For a conservative electric field, we can always say that $$\oint \vec E\cdot\vec {dl} = 0$$
Take this scenario for example
Here $E_1$ and $E_2$ are two different electric fields. If I find
$\oint \vec E\cdot\vec {dl}$ from $A$ to $A$(loop), then I know it is $0$, because the potential difference between $A$ and $A$ will always be zero (since they are the same point).
Now, here only vertical lines (PQ and RS) would be nonzero.
So,
$$\oint \vec E\cdot\vec {dl} = 0$$
$$\int_P^Q \vec E_1\cdot\vec {dl} + \int_S^R \vec E_2\cdot\vec {dl} = 0$$
$$E_1\cdot l – E_2\cdot l = 0$$
$$E_1 = E_2$$
But then, it contradicts my assumption of $E_1$, $E_2$ being different.
It gives rise to two possibilities:
- The potential difference between $A$ and $A$ is not zero.
- You can never create two different electric fields, because if you do, I could always draw a closed loop encapsulating both the fields and prove that the fields are same.
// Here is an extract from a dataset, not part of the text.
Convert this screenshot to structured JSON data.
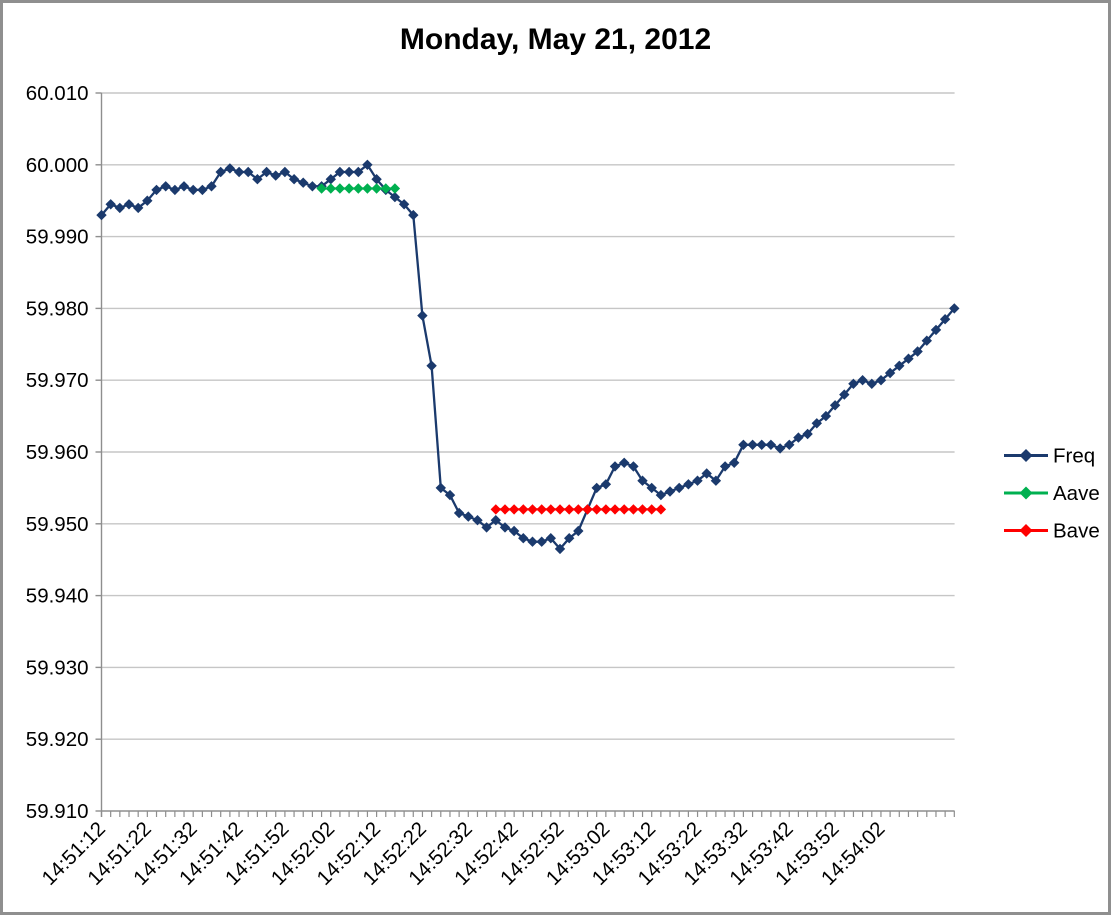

So what is going wrong here?
Best Answer
Without a magnetic field existing, $\oint{\vec{E}\cdot d\ell=0}$ is always true.
Your mistake is that you don't consider the edge effect of a parallel plate capacitor. As the picture you can see,
when you approach the edge of the parallel plates, the horizontal component of the electric field cannot be neglected. Counting this effect in, you can have two different electric fields, and the law of a conservative electric field is still true.